To avoid being caught up in a general emerging-market backlash from a crisis in one or two economies, Asia’s governments should implement structural reforms to strengthen the resilience of their economies and promote productivity growth, the ADB’s latest “Asia Bond Monitor” report said.
Contagion risk is highest for countries with large current-account deficits and low foreign-exchange reserves, while borrowers with high levels of foreign-currency debt are most vulnerable if their own currencies depreciate.
Local-currency bonds in emerging East Asia largely held steady last quarter as turmoil dogged other emerging markets, although yields on most government bonds rose in January, most notably in Indonesia and the Philippines.
As the United State reduces its purchases of Treasury bonds in coming months, global market uncertainty is likely to continue. Foreign holdings of the region’s local-currency government bonds held steady last quarter given the region’s solid economic outlook and the attractive yield pick-up versus other markets.

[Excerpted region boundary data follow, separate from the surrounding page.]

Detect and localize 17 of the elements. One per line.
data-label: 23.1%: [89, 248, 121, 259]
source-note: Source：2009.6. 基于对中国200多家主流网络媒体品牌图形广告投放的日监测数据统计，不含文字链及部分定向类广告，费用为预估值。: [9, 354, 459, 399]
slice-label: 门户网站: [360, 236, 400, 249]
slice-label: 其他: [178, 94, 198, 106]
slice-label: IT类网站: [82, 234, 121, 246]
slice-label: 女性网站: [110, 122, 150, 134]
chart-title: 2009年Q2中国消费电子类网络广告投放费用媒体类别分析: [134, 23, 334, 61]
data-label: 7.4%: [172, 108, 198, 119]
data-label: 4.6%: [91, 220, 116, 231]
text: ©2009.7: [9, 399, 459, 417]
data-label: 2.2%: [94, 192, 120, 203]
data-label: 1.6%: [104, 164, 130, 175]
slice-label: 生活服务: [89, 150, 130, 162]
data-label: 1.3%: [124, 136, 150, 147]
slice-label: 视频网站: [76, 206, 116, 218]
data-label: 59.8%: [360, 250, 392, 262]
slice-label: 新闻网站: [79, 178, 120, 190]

Indonesia had the highest foreign ownership at the end of last year with offshore investors holding 32.5 per cent of outstanding government bonds, followed by Malaysia at 29.4 per cent. Thailand’s bond market expanded a tepid 0.9 per cent last quarter to US$275 billion (Bt8.9 trillion) from the third quarter, as corporate bonds expanded 4.8 per cent to $61 billion. PTT and Siam Cement were the two largest corporate issuers last quarter.
Government bonds contracted 0.1 per cent quarter on quarter to $214.0 billion. The relatively slow growth of the government bond market was largely due to a contraction in outstanding central bank bonds.

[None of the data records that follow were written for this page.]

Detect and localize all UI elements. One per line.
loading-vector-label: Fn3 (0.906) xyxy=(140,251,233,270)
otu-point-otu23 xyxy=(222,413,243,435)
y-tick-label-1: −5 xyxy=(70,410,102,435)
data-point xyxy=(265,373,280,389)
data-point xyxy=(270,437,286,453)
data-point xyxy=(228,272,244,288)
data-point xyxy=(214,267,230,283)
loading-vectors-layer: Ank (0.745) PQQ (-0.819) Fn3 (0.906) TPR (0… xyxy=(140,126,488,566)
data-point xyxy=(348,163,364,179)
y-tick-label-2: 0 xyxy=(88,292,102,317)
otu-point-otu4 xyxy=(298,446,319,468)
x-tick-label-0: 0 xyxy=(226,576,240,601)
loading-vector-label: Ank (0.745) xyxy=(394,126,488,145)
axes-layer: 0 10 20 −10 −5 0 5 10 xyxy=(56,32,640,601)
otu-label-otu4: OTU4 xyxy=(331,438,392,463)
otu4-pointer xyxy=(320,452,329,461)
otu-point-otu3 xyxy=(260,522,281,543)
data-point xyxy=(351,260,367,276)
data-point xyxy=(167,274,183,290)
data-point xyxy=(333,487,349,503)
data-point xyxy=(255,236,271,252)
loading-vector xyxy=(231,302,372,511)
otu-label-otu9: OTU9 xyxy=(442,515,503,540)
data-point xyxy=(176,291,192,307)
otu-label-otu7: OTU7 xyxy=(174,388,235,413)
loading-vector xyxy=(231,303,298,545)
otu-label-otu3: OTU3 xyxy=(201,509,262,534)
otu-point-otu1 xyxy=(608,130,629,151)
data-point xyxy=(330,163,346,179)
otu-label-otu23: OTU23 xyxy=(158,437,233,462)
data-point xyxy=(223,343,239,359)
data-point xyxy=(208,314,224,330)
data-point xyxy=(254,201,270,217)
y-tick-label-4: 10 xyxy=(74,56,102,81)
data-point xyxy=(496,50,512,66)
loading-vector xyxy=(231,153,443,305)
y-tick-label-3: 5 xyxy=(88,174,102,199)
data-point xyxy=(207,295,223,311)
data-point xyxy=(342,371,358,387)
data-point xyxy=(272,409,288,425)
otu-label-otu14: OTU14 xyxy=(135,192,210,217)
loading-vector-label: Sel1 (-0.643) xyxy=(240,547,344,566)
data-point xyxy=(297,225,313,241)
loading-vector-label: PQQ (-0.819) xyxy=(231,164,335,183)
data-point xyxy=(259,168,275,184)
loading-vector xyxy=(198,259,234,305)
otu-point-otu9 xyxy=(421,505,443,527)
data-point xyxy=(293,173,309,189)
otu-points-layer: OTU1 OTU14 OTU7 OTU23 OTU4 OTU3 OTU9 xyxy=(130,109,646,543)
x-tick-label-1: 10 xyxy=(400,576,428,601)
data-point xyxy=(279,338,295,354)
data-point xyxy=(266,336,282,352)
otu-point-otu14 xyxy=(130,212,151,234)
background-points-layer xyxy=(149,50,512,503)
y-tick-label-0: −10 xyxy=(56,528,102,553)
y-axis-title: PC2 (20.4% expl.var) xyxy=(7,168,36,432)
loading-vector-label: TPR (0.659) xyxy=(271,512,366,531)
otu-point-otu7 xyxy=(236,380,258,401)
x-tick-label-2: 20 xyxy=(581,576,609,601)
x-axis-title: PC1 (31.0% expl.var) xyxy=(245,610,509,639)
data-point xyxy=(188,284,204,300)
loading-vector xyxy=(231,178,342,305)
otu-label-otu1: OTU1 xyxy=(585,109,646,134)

Emerging East Asia consists of mainland China, Hong Kong, Indonesia, South Korea, Malaysia, the Philippines, Singapore, Thailand and Vietnam.
The region’s bond markets continued to expand. By the end of last year, the region had $7.4 trillion in outstanding bonds – 2.4 per cent more than at the end of September and 11.7 per cent more than at the end of 2012.
Vietnam’s market expanded the fastest on a quarterly basis, up 14.8 per cent, while Indonesia posted the highest annual growth at 20.1 per cent.
While governments have tended to issue local- rather than foreign-currency bonds in recent years, many companies, such as real-estate firms in China, have been taking advantage of strong demand to issue US-dollar-denominated bonds.
Last year, the region sold a record $141.5 billion of bonds denominated in US dollars, yen and euros, of which $128.4 billion were issued by the region’s companies. Depreciation in home currencies would mean higher debt-servicing costs at a time when the domestic economy is also likely to be weaker.
Gross local-currency bond issuance by corporations last year was $765.6 billion. Emerging East Asia’s sales of sukuk, or Islamic bonds, remained strong at $91.7 billion last year, led by Malaysia and Indonesia.
Sukuk have great potential as a source of financing for infrastructure projects but governments need to put in place a suitable regulatory framework to encourage borrowers to use them more often, the ADB says.